Tim,
poor Indul
He ask a simple excel question and we start to discuss about curve approximations... Sorry for hijacking your thread Indul, perhaps you'll although find some useful hints in our postings.
For me the decision between two or more curves is
not an chicken/egg-thing. From Indul's spreadsheet you could see, that his intention is to draw a Xbar-R-chart. For this charts the assumption of normally distributed data had to be true to get valid results.
So if you're trying to track a process with Xbar-R-charts (or any other tools with the assumption of normality), you have to check this assumption first. Indul's values are not normally distributed, so what could he do?
1. He could use a transformtion of the data or the distribution (lognormal or something like that), but there are no hard rules to get the "right" solution here out of the data without additional informations. Maybe he'll get something normally distributed at the end, but he'll throw away a lot of valuable information.
2. He could use two curves to get a good fit of the data.

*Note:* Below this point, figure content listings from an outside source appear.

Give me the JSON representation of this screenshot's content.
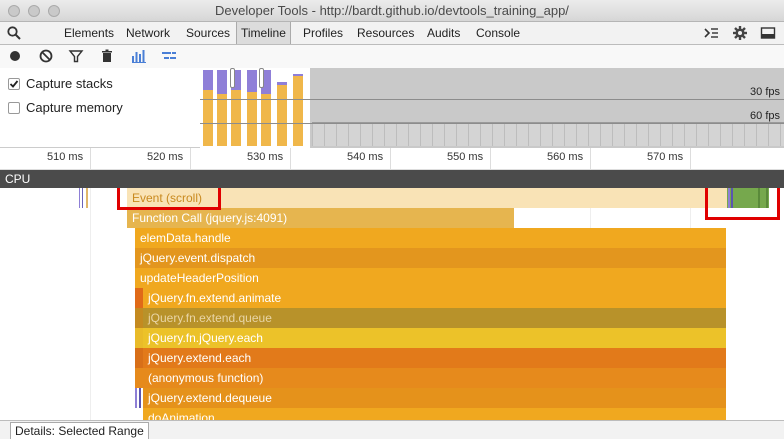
{
  "window": {
    "title": "Developer Tools - http://bardt.github.io/devtools_training_app/"
  },
  "tabs": [
    {
      "label": "Elements"
    },
    {
      "label": "Network"
    },
    {
      "label": "Sources"
    },
    {
      "label": "Timeline"
    },
    {
      "label": "Profiles"
    },
    {
      "label": "Resources"
    },
    {
      "label": "Audits"
    },
    {
      "label": "Console"
    }
  ],
  "selected_tab": "Timeline",
  "icons": {
    "search": "search-icon",
    "drawer": "console-drawer-icon",
    "settings": "gear-icon",
    "dock": "dock-icon",
    "record": "record-icon",
    "clear": "clear-icon",
    "filter": "filter-icon",
    "garbage": "trash-icon",
    "flame": "flame-chart-icon",
    "details": "details-icon"
  },
  "options": {
    "capture_stacks": {
      "label": "Capture stacks",
      "checked": true
    },
    "capture_memory": {
      "label": "Capture memory",
      "checked": false
    }
  },
  "fps": {
    "label_30": "30 fps",
    "label_60": "60 fps"
  },
  "ruler": {
    "ticks": [
      "510 ms",
      "520 ms",
      "530 ms",
      "540 ms",
      "550 ms",
      "560 ms",
      "570 ms"
    ]
  },
  "cpu": {
    "label": "CPU"
  },
  "flame": {
    "frames": [
      {
        "label": "Event (scroll)"
      },
      {
        "label": "Function Call (jquery.js:4091)"
      },
      {
        "label": "elemData.handle"
      },
      {
        "label": "jQuery.event.dispatch"
      },
      {
        "label": "updateHeaderPosition"
      },
      {
        "label": "jQuery.fn.extend.animate"
      },
      {
        "label": "jQuery.fn.extend.queue"
      },
      {
        "label": "jQuery.fn.jQuery.each"
      },
      {
        "label": "jQuery.extend.each"
      },
      {
        "label": "(anonymous function)"
      },
      {
        "label": "jQuery.extend.dequeue"
      },
      {
        "label": "doAnimation"
      }
    ]
  },
  "colors": {
    "event": "#f9e3b6",
    "function_call": "#e6b54f",
    "orange": "#f0a81f",
    "dark_orange": "#e5921b",
    "deep_orange": "#e27a1a",
    "yellow": "#ecc229",
    "muted": "#b8922a",
    "highlight": "#e00000",
    "green": "#76a84d",
    "purple": "#8e7fd6"
  },
  "footer": {
    "drawer_tab": "Details: Selected Range"
  }
}
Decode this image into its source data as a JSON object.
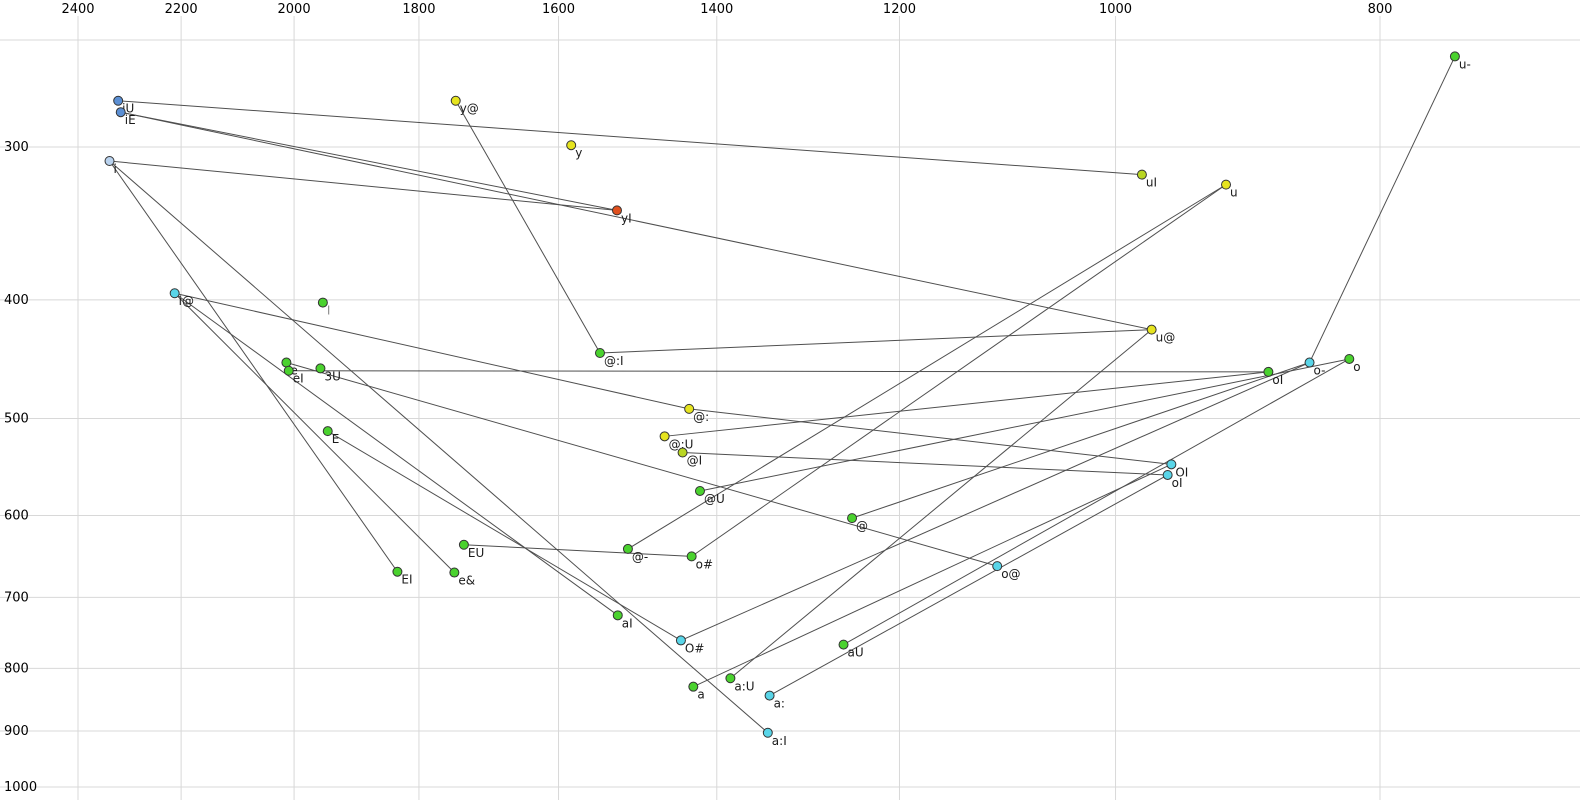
{
  "chart_data": {
    "type": "scatter",
    "title": "",
    "description": "Vowel formant space: F2 on top axis (reversed, log), F1 on left axis (reversed, log), labelled vowel points with diphthong trajectory lines",
    "x_axis": {
      "position": "top",
      "scale": "log",
      "reversed": true,
      "ticks": [
        2400,
        2200,
        2000,
        1800,
        1600,
        1400,
        1200,
        1000,
        800
      ]
    },
    "y_axis": {
      "position": "left",
      "scale": "log",
      "reversed": true,
      "ticks": [
        300,
        400,
        500,
        600,
        700,
        800,
        900,
        1000
      ]
    },
    "grid": true,
    "points": [
      {
        "label": "i",
        "f2": 2337,
        "f1": 308,
        "color": "#b9d2ee"
      },
      {
        "label": "iU",
        "f2": 2320,
        "f1": 275,
        "color": "#5b8fd4"
      },
      {
        "label": "iE",
        "f2": 2315,
        "f1": 281,
        "color": "#5b8fd4"
      },
      {
        "label": "i@",
        "f2": 2212,
        "f1": 395,
        "color": "#59d5e8"
      },
      {
        "label": "I",
        "f2": 1952,
        "f1": 402,
        "color": "#4ad22e",
        "muted": true
      },
      {
        "label": "y@",
        "f2": 1745,
        "f1": 275,
        "color": "#e6e41f"
      },
      {
        "label": "y",
        "f2": 1583,
        "f1": 299,
        "color": "#e6e41f"
      },
      {
        "label": "yI",
        "f2": 1523,
        "f1": 338,
        "color": "#e0501e"
      },
      {
        "label": "e",
        "f2": 2013,
        "f1": 450,
        "color": "#4ad22e"
      },
      {
        "label": "eI",
        "f2": 2009,
        "f1": 457,
        "color": "#4ad22e"
      },
      {
        "label": "3U",
        "f2": 1956,
        "f1": 455,
        "color": "#4ad22e"
      },
      {
        "label": "E",
        "f2": 1944,
        "f1": 512,
        "color": "#4ad22e"
      },
      {
        "label": "EI",
        "f2": 1833,
        "f1": 667,
        "color": "#4ad22e"
      },
      {
        "label": "EU",
        "f2": 1733,
        "f1": 634,
        "color": "#4ad22e"
      },
      {
        "label": "e&",
        "f2": 1747,
        "f1": 668,
        "color": "#4ad22e"
      },
      {
        "label": "@:",
        "f2": 1433,
        "f1": 491,
        "color": "#e6e41f"
      },
      {
        "label": "@:I",
        "f2": 1545,
        "f1": 442,
        "color": "#4ad22e"
      },
      {
        "label": "@:U",
        "f2": 1463,
        "f1": 517,
        "color": "#e6e41f"
      },
      {
        "label": "@I",
        "f2": 1441,
        "f1": 533,
        "color": "#b9d622"
      },
      {
        "label": "@U",
        "f2": 1420,
        "f1": 573,
        "color": "#4ad22e"
      },
      {
        "label": "@",
        "f2": 1249,
        "f1": 603,
        "color": "#4ad22e"
      },
      {
        "label": "@-",
        "f2": 1509,
        "f1": 639,
        "color": "#4ad22e"
      },
      {
        "label": "aI",
        "f2": 1522,
        "f1": 724,
        "color": "#4ad22e"
      },
      {
        "label": "a",
        "f2": 1428,
        "f1": 828,
        "color": "#4ad22e"
      },
      {
        "label": "a:",
        "f2": 1339,
        "f1": 842,
        "color": "#59d5e8"
      },
      {
        "label": "a:I",
        "f2": 1341,
        "f1": 903,
        "color": "#59d5e8"
      },
      {
        "label": "a:U",
        "f2": 1384,
        "f1": 815,
        "color": "#4ad22e"
      },
      {
        "label": "aU",
        "f2": 1258,
        "f1": 765,
        "color": "#4ad22e"
      },
      {
        "label": "o#",
        "f2": 1430,
        "f1": 648,
        "color": "#4ad22e"
      },
      {
        "label": "O#",
        "f2": 1443,
        "f1": 759,
        "color": "#59d5e8"
      },
      {
        "label": "o@",
        "f2": 1105,
        "f1": 660,
        "color": "#59d5e8"
      },
      {
        "label": "OI",
        "f2": 954,
        "f1": 545,
        "color": "#59d5e8"
      },
      {
        "label": "oI",
        "f2": 957,
        "f1": 556,
        "color": "#59d5e8"
      },
      {
        "label": "oI",
        "f2": 879,
        "f1": 458,
        "color": "#4ad22e"
      },
      {
        "label": "o-",
        "f2": 849,
        "f1": 450,
        "color": "#59d5e8"
      },
      {
        "label": "o",
        "f2": 821,
        "f1": 447,
        "color": "#4ad22e"
      },
      {
        "label": "u-",
        "f2": 751,
        "f1": 253,
        "color": "#4ad22e"
      },
      {
        "label": "u",
        "f2": 911,
        "f1": 322,
        "color": "#e6e41f"
      },
      {
        "label": "uI",
        "f2": 978,
        "f1": 316,
        "color": "#b9d622"
      },
      {
        "label": "u@",
        "f2": 970,
        "f1": 423,
        "color": "#e6e41f"
      }
    ],
    "segments": [
      [
        1,
        38
      ],
      [
        2,
        39
      ],
      [
        0,
        7
      ],
      [
        2,
        7
      ],
      [
        0,
        12
      ],
      [
        0,
        25
      ],
      [
        3,
        15
      ],
      [
        3,
        22
      ],
      [
        3,
        14
      ],
      [
        8,
        30
      ],
      [
        9,
        33
      ],
      [
        11,
        29
      ],
      [
        5,
        16
      ],
      [
        16,
        39
      ],
      [
        15,
        31
      ],
      [
        18,
        32
      ],
      [
        19,
        35
      ],
      [
        20,
        34
      ],
      [
        21,
        37
      ],
      [
        13,
        28
      ],
      [
        36,
        34
      ],
      [
        26,
        39
      ],
      [
        27,
        35
      ],
      [
        23,
        31
      ],
      [
        24,
        32
      ],
      [
        28,
        37
      ],
      [
        29,
        34
      ],
      [
        17,
        33
      ]
    ]
  },
  "colors": {
    "background": "#ffffff",
    "grid": "#d8d8d8",
    "trajectory_line": "#3c3c3c",
    "point_stroke": "#333333",
    "point_label": "#1a1a1a",
    "muted_label": "#8f8f8f",
    "tick_label": "#000000"
  }
}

But what does that mean for his process? How could he decide whether a new value like 2.2 belongs to the first or second distribution without informations about the cause for the two distributions?
3. He could use sample-subgroups. If the expected mean and variance of the process are stable, he'll get normally distributed values (Central Limit Theorem). But he had no information about the causes for the peaks in the original data.
4. He could go back to the process and search the cause(s) for the peaks (different materials, machines, suppliers,...) And then he could split the data into useful subgroups with (approximate) normally distributed data and draw Xbar-R-charts (e. g. one for each supplier).
Taking that way he has used the whole information of the data and is able to make stable predictions about the behaviour of the process in future. IMO that is the appropriate use of statistical tools.
Regards,
Barbara